Personal growth isn't linear. Fredrik taught me that.

Founder's Letter - April 8, 2026

Revenue Journal

For the past twelve months, I've been able to spend a significant part of my time building Aira.app , Upsales' newest venture and our AI-powered sales assistant.

That's only possible because of the people I have around me. People I trust completely to hold things together and push things forward while my attention is divided. This is a story about one of them.

I've known Fredrik since we were fourteen years old. We grew up together, and somewhere along the way, he ended up joining my company. That was in 2014. He's still here today, leading our sales team, breaking records year after year. But the path between then and now was anything but straight.

Before joining Upsales, Fredrik had built an impressive career at one of Sweden's largest media companies. He started in sales, got promoted into management, and eventually led a large team. He won the award for best sales rep, out of three hundred people, two years in a row. By any measure, he was a success. And then he decided to leave it all behind and bet on tech.

This is what a closer looks like

He joined as a sales rep. And he put his money where his mouth was, literally.

He took a significant part of his savings and bought one percent of the company. In 2014, that was a leap of faith. In hindsight, it turned out to be a very good investment. But at the time, it was a bet on himself, on me, and on something that hadn't yet proven itself.

The plan was simple: learn the ropes, get the product under his skin, then step into a management role. What we didn't fully anticipate was how different enterprise software sales is from selling ad space. The complexity, the longer cycles, the different kind of trust you have to build, it's a different game entirely.

Fredrik worked harder than almost anyone I've seen. But around month three or four, he asked me to step into a room with him. And he told me, quietly, that he didn't think he was going to make it. That this was harder than he'd imagined. That he wasn't sure he could do it.

I remember sitting there thinking about my own early days selling Upsales. Even as the founder, even knowing the product inside out, I had struggled too. And I knew Fredrik. I knew his work ethic, his intelligence, his character. So I told him: just keep going. You will get there. I know you will.

He didn't believe me. But he trusted me. And a few months later, the results started coming.

That moment has always stayed with me, not because I gave great advice, but because of what it revealed. The difference between him quitting and him succeeding wasn't skill. It wasn't strategy. It was someone who knew him well enough to hold the belief for him when he couldn't hold it himself. That's what a close friendship sometimes allows that a normal manager-employee relationship doesn't.

Fredrik grew into his management role over the years. He had solid results. He was respected. And then, unexpectedly, he left. He and his wife started a confectionery business together. They ran it for about a year before deciding to sell it and move on.

When he came back, something was different. Running a small business changes you.

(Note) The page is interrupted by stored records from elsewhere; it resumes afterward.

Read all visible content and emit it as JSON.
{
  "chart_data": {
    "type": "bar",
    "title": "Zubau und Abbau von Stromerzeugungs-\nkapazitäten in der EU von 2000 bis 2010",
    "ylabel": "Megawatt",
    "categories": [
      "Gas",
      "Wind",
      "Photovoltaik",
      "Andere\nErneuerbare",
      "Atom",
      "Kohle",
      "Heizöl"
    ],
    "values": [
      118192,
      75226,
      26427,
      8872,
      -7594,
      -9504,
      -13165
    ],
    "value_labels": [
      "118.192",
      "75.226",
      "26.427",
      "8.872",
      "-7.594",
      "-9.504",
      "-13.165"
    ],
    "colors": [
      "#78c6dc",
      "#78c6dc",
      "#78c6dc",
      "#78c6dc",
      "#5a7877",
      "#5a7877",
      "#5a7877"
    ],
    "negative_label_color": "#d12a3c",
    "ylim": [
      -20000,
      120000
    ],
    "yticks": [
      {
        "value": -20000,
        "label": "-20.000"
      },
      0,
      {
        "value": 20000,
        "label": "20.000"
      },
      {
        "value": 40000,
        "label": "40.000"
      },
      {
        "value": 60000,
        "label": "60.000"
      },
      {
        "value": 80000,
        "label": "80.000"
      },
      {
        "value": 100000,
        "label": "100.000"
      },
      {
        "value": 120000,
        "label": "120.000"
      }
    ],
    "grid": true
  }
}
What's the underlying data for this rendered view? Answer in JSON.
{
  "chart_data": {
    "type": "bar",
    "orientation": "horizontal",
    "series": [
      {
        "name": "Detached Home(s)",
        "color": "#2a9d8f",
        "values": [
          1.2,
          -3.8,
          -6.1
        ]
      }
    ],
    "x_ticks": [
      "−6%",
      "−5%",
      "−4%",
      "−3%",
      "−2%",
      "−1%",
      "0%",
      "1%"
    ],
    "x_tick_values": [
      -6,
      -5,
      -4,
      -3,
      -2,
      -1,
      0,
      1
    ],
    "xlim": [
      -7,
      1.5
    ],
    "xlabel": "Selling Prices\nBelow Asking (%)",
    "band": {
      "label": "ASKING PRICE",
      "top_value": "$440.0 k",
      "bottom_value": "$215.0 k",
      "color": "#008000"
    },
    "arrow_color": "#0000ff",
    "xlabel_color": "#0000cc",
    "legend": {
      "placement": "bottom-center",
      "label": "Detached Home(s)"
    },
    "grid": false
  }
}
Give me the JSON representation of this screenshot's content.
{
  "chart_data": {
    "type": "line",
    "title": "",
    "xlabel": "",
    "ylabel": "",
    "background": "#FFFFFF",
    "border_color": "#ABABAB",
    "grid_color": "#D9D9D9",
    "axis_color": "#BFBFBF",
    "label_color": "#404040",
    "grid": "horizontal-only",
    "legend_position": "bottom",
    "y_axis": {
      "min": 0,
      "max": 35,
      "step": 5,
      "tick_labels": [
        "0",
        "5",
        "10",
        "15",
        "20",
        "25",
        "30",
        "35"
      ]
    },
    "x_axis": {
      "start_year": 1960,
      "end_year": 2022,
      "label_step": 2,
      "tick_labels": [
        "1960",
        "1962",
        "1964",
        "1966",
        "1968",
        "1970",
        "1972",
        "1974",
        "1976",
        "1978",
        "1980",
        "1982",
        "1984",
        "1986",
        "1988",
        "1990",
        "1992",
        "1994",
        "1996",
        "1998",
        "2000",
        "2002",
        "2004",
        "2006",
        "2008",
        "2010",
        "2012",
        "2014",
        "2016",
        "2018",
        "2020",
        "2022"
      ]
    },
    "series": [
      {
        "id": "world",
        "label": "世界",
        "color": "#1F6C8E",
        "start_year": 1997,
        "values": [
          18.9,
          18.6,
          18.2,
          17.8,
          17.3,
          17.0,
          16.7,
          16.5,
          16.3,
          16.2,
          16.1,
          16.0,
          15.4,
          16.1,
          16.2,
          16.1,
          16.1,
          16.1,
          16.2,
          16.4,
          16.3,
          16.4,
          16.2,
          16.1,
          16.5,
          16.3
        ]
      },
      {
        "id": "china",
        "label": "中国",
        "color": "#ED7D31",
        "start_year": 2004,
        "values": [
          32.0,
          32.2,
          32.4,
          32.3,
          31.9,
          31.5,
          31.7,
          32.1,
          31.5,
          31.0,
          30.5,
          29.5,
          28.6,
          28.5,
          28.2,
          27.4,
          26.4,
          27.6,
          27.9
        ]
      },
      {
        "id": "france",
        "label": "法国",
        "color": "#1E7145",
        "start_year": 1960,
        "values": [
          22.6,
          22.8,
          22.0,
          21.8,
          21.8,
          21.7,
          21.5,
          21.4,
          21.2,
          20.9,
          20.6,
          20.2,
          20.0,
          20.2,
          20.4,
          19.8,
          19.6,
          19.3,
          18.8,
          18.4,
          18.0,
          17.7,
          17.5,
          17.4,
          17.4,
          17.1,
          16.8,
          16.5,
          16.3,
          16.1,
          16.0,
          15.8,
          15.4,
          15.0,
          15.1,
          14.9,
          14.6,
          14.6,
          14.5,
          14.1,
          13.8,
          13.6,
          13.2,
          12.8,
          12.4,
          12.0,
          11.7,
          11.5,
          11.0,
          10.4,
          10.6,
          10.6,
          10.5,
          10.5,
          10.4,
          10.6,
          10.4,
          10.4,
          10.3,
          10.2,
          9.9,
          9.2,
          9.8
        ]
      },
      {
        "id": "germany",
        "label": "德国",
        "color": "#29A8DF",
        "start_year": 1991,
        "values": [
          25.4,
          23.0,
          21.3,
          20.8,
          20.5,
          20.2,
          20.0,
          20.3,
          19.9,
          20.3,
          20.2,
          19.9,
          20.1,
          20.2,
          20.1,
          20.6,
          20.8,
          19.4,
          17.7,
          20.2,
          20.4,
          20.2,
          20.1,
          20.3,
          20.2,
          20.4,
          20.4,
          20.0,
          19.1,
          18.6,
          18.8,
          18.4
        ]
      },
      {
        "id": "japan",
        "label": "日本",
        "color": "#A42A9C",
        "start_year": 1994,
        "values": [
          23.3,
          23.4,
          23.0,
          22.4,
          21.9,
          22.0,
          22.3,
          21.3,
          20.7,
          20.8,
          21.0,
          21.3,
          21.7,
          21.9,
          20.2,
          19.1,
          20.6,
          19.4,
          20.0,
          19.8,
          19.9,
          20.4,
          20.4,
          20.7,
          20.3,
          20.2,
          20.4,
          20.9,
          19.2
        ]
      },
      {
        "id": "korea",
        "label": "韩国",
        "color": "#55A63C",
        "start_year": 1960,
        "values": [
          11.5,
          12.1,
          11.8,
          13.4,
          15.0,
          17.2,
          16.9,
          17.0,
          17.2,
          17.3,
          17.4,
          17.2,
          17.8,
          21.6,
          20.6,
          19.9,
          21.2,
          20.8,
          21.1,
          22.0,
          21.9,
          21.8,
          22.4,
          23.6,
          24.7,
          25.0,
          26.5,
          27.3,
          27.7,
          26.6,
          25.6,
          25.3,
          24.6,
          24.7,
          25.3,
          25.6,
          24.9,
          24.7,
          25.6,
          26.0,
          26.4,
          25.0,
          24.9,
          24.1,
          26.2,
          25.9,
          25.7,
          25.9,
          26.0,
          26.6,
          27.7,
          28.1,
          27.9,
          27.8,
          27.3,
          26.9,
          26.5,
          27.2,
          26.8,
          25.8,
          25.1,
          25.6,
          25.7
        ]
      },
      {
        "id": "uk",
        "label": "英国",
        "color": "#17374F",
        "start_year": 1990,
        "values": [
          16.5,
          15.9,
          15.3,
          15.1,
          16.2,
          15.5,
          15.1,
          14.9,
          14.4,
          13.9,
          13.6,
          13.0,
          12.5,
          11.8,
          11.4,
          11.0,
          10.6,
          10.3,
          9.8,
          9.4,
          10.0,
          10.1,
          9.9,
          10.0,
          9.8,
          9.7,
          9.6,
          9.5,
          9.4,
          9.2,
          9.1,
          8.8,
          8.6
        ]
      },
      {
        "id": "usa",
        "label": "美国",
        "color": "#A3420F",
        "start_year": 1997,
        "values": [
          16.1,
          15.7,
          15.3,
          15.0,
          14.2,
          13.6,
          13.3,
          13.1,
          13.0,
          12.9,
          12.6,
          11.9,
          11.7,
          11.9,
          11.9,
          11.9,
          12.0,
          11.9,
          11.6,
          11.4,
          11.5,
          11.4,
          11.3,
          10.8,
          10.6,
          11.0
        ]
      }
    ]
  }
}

The accountability is total, there's no one else to absorb the consequences. He returned sharper, more grounded, with a different relationship to ownership.

But there was still one thing missing. As a manager, he was ninety-nine percent of the way there. Good with people, thoughtful, technically sharp. But that last percent, the willingness to truly hold people accountable, to have the uncomfortable conversations without softening the edges, wasn't quite there. And teams feel that one percent. They always do.

Then one evening, his teenage son came home from football practice and said something that apparently landed differently than anything I or anyone else had ever said. His son was frustrated that some of his teammates didn't seem to want to be there. Why should I have to train alongside people who don't care? He wanted to be there. He shouldn't have to carry people who don't.

Fredrik came to work the next day as a different person.

He sat his team down. I don't know exactly what he said. But the week after that conversation, booked sales meetings went up forty percent. And they stayed there. The team has been breaking records ever since.

I've thought a lot about why that moment was the one that finally unlocked something. My best guess is this: it wasn't new information. Fredrik already knew, intellectually, that accountability was the missing piece. But hearing his own son articulate it, the unfairness of carrying people who don't want to be carried, the quiet resentment it builds in those who do care, made it visceral in a way no management coaching ever had.

Sometimes growth requires a mirror you didn't expect.

A teenage boy after football practice. A friend who tells you to keep going when you're ready to quit. A year running a small business selling candy with your wife.

Fredrik's story isn't a story about a talented person succeeding. It's a story about how growth happens in layers, across years, and often through channels that have nothing to do with the workplace. It's nonlinear. It's unpredictable. And it rarely looks the way you thought it would from the outside.

He's been with me for over a decade now. Still leading. Still growing. And I suspect we're not done yet.